Electronic fields emitted by computers during use exposes an individuals’ activity, raising issues concerning privacy. Side-channel signals are easily collected by antennas and reveal data through analysis. A group of researchers from the Georgia Institute of Technology have been redesigning hardware and software for the past three years that will prevent electronic fields and noises from being emitted from computers.
This research group studied how to stop side-channel attacks and focused their research on uncovering vulnerabilities in the hardware which makes these signals easier to gather. Researchers developed a Signal Available to Attacker (SAVAT), which measures side-channel signals.
“SAVAT quantifies the side channel signal’s dependence on instruction-level differences. The metric allows programmers to modify their code to prevent such high differences from being detected, especially when processes are underway that deal with sensitive information,” according to researchers.
During testing, 11 laptops ran all different instructions and researchers discovered some signals were stronger than others, depending on certain components.
“Two instructions executed on-chip tend to be quieter than a signal generated by an on-chip instruction that uses off-chip memory. Collecting those signal differences can reveal what an application is doing and could be used, for example, to obtain cryptographic keys without trying to break the encrypted content in other ways,” Milos Prvulovic, associate professor from Georgia Tech, said.

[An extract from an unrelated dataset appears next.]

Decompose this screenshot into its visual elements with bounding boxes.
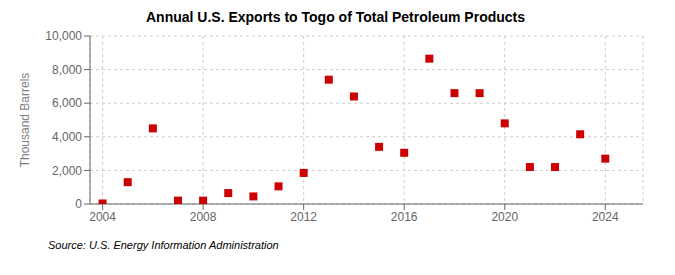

The research group also discovered if a computer runs a program with spellcheck turned off, it will emit less signals than a computer with spellcheck turned on. Prvulovic noted that when spellcheck runs on a computer, signals can be picked up by an AM radio, and the processing becomes so loud that a person hears it.
“Each keystroke causes the spellchecker to look up the word in a dictionary to try to catch a mistake and flag it. It turns out that spellchecking is orders of magnitude more activity than you would normally get for just a simple key press. Modern software does a lot of stuff that is convenient but horribly computationally intensive. That creates differences that can be picked up,” Prvulovic said.